# U-Net Model - Orbital Response

In [45]:
import os
import numpy as np
import pandas as pd
import matplotlib.pyplot as plt
import seaborn as sns
import random

import torch
from torchvision import transforms
import torchvision.models as models

from torch.utils.data import Dataset
from torch.utils.data import DataLoader

import torch.nn as nn
import torch.nn.functional as F
import torch.optim as optim
from torchsummary import summary

from torchmetrics.segmentation import GeneralizedDiceScore

from PIL import Image
from tqdm import tqdm

## Model Initialisation

### The Encoder

In [3]:
# Load pre-trained ResNet34 model
resnet34 = models.resnet34(pretrained=True)



In [4]:
resnet34.conv1 = nn.Conv2d(
    in_channels=6,   # 6 for pre + post RGB images
    out_channels=64,
    kernel_size=7,
    stride=2,
    padding=3,
    bias=False
)

In [5]:
resnet34

ResNet(
  (conv1): Conv2d(6, 64, kernel_size=(7, 7), stride=(2, 2), padding=(3, 3), bias=False)
  (bn1): BatchNorm2d(64, eps=1e-05, momentum=0.1, affine=True, track_running_stats=True)
  (relu): ReLU(inplace=True)
  (maxpool): MaxPool2d(kernel_size=3, stride=2, padding=1, dilation=1, ceil_mode=False)
  (layer1): Sequential(
    (0): BasicBlock(
      (conv1): Conv2d(64, 64, kernel_size=(3, 3), stride=(1, 1), padding=(1, 1), bias=False)
      (bn1): BatchNorm2d(64, eps=1e-05, momentum=0.1, affine=True, track_running_stats=True)
      (relu): ReLU(inplace=True)
      (conv2): Conv2d(64, 64, kernel_size=(3, 3), stride=(1, 1), padding=(1, 1), bias=False)
      (bn2): BatchNorm2d(64, eps=1e-05, momentum=0.1, affine=True, track_running_stats=True)
    )
    (1): BasicBlock(
      (conv1): Conv2d(64, 64, kernel_size=(3, 3), stride=(1, 1), padding=(1, 1), bias=False)
      (bn1): BatchNorm2d(64, eps=1e-05, momentum=0.1, affine=True, track_running_stats=True)
      (relu): ReLU(inplace=True)
  

In [6]:
# Freezing all parameters in the pretrained model, other than those in the first layer (that have been trained)
for name, param in resnet34.named_parameters():
    if name.startswith('conv1'):
        param.requires_grad = True
    else:
        param.requires_grad = False

### The Decoder

In [7]:
# A function defining the convolution block
def conv_block(in_channels, out_channels):
    return nn.Sequential(
        nn.Conv2d(in_channels, out_channels, kernel_size=3, padding=1),
        nn.ReLU(inplace=True),
        nn.BatchNorm2d(out_channels),
        nn.Conv2d(out_channels, out_channels, kernel_size=3, padding=1),
        nn.ReLU(inplace=True),
        nn.BatchNorm2d(out_channels)
    )

### Combining the Decoder to Form the U-Net

The **forward()** function defines the data flow through your model — it's how the model transforms input data into an output using its layers.

In [8]:
# Defining the U-Net model class
class UNetModel(nn.Module):
    def __init__(self, n_classes=5):
        super().__init__()

        # Encoder (modified for 6-channel input)
        self.encoder = resnet34

        # Decoder blocks with transpose convolutions
        self.up5 = nn.ConvTranspose2d(512, 512, kernel_size=2, stride=2)
        self.dec5 = conv_block(512 + 256, 256)

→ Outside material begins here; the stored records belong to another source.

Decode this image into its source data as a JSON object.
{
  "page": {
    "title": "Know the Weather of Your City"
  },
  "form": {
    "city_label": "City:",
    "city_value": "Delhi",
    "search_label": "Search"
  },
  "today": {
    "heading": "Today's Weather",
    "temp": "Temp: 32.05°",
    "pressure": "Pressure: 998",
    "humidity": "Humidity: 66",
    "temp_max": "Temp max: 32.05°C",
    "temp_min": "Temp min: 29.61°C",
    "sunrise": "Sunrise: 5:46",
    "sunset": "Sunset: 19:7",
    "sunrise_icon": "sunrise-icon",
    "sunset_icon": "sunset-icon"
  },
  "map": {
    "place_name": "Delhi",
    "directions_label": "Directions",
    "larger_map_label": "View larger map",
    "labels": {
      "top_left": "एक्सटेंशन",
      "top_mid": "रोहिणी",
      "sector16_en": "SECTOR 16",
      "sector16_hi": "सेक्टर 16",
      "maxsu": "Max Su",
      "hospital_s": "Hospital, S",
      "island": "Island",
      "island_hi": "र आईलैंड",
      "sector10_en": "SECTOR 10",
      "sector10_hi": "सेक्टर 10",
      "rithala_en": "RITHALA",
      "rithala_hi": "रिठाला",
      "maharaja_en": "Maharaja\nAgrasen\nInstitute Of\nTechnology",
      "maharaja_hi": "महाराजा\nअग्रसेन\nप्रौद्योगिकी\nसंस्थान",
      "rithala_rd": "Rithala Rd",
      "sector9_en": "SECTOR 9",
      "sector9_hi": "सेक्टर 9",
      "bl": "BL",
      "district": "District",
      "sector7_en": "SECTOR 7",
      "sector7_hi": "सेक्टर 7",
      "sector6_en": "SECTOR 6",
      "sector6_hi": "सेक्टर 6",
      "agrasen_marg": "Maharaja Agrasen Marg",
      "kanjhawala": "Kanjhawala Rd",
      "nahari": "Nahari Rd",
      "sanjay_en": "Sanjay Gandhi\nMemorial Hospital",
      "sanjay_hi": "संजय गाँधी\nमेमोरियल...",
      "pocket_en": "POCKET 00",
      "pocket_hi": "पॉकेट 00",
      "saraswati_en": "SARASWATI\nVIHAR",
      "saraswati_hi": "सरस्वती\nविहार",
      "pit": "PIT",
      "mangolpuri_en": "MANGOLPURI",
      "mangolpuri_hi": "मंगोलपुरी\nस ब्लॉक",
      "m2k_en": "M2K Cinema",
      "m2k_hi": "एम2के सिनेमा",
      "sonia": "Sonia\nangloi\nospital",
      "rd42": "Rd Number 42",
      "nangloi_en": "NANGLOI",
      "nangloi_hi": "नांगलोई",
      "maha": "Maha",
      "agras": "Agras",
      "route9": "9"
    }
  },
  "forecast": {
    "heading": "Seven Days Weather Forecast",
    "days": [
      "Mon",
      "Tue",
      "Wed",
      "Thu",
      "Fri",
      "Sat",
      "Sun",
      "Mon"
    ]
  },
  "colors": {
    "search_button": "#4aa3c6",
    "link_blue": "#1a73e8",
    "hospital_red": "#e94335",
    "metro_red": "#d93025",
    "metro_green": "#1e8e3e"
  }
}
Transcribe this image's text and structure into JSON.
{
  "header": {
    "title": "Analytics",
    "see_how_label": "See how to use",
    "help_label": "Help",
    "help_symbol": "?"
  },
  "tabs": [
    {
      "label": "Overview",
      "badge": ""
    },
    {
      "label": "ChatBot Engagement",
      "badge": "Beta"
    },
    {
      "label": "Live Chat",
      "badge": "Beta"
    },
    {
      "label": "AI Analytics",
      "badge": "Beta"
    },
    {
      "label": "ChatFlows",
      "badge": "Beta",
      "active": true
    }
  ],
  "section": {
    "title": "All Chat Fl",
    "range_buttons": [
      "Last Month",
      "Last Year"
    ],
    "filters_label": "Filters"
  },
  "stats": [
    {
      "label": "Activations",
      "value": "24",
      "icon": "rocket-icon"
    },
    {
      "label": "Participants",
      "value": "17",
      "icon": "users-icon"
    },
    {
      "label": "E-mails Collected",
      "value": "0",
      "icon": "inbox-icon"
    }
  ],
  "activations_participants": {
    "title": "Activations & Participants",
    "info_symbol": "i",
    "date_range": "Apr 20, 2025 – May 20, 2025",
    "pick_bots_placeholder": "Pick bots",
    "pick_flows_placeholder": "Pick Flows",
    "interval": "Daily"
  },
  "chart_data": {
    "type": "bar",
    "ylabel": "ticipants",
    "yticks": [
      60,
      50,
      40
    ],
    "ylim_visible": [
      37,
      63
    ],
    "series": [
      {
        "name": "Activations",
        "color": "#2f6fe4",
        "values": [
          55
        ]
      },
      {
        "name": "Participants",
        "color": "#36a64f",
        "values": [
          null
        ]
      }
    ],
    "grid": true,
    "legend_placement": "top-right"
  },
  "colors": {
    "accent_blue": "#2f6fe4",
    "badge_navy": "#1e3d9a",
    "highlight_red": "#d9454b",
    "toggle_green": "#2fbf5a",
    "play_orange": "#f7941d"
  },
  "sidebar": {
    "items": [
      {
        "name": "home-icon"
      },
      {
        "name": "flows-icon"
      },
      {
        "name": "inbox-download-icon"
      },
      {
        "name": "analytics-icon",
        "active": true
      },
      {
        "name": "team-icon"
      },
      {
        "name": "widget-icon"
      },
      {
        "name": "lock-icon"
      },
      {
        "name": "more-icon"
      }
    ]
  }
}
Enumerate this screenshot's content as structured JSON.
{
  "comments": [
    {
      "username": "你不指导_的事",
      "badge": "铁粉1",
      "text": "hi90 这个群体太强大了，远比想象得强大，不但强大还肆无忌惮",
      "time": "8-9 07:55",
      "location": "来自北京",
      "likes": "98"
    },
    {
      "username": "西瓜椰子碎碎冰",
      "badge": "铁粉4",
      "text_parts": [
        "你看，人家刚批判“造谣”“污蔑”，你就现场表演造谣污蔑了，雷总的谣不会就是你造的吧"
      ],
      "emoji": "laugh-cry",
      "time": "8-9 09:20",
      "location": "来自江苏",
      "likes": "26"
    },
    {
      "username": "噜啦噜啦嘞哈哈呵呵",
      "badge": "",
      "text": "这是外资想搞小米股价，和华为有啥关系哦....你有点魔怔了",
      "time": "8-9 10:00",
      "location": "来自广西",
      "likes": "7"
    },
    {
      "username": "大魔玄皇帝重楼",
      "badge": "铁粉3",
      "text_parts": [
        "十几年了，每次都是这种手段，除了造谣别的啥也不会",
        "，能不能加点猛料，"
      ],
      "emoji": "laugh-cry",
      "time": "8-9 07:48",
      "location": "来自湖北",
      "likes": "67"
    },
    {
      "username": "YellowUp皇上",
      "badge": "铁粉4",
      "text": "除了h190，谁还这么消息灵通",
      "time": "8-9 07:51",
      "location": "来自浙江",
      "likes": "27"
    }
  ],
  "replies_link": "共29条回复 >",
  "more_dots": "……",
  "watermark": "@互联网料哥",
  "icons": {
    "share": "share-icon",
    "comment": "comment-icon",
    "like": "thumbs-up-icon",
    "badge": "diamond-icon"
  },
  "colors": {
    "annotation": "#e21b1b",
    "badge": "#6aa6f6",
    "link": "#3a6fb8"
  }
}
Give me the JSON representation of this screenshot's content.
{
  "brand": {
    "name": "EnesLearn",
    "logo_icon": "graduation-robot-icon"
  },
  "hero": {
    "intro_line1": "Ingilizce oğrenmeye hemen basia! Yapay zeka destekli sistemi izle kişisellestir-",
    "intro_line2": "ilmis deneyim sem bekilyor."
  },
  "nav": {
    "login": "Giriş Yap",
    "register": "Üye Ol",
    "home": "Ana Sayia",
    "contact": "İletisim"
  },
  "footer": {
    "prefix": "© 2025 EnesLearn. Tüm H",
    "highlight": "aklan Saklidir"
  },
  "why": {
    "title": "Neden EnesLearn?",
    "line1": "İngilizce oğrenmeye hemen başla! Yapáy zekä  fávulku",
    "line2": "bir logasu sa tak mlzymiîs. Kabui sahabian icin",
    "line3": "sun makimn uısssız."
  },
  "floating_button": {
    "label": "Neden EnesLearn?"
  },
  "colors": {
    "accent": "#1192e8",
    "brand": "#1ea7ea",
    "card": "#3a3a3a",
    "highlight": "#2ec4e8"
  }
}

        self.up4 = nn.ConvTranspose2d(256, 256, kernel_size=2, stride=2)
        self.dec4 = conv_block(256 + 128, 128)

        self.up3 = nn.ConvTranspose2d(128, 128, kernel_size=2, stride=2)
        self.dec3 = conv_block(128 + 64, 64)

        self.up2 = nn.ConvTranspose2d(64, 64, kernel_size=2, stride=2)
        self.dec2 = conv_block(64 + 64, 64)

        self.final_conv = nn.Conv2d(64, n_classes, kernel_size=1)

    def forward(self, x):
        e1 = self.encoder.relu(self.encoder.bn1(self.encoder.conv1(x)))
        e2 = self.encoder.layer1(self.encoder.maxpool(e1))
        e3 = self.encoder.layer2(e2)
        e4 = self.encoder.layer3(e3)
        e5 = self.encoder.layer4(e4)

        d5 = self.dec5(torch.cat([self.up5(e5), e4], dim=1))
        d4 = self.dec4(torch.cat([self.up4(d5), e3], dim=1))
        d3 = self.dec3(torch.cat([self.up3(d4), e2], dim=1))
        d2 = self.dec2(torch.cat([self.up2(d3), e1], dim=1))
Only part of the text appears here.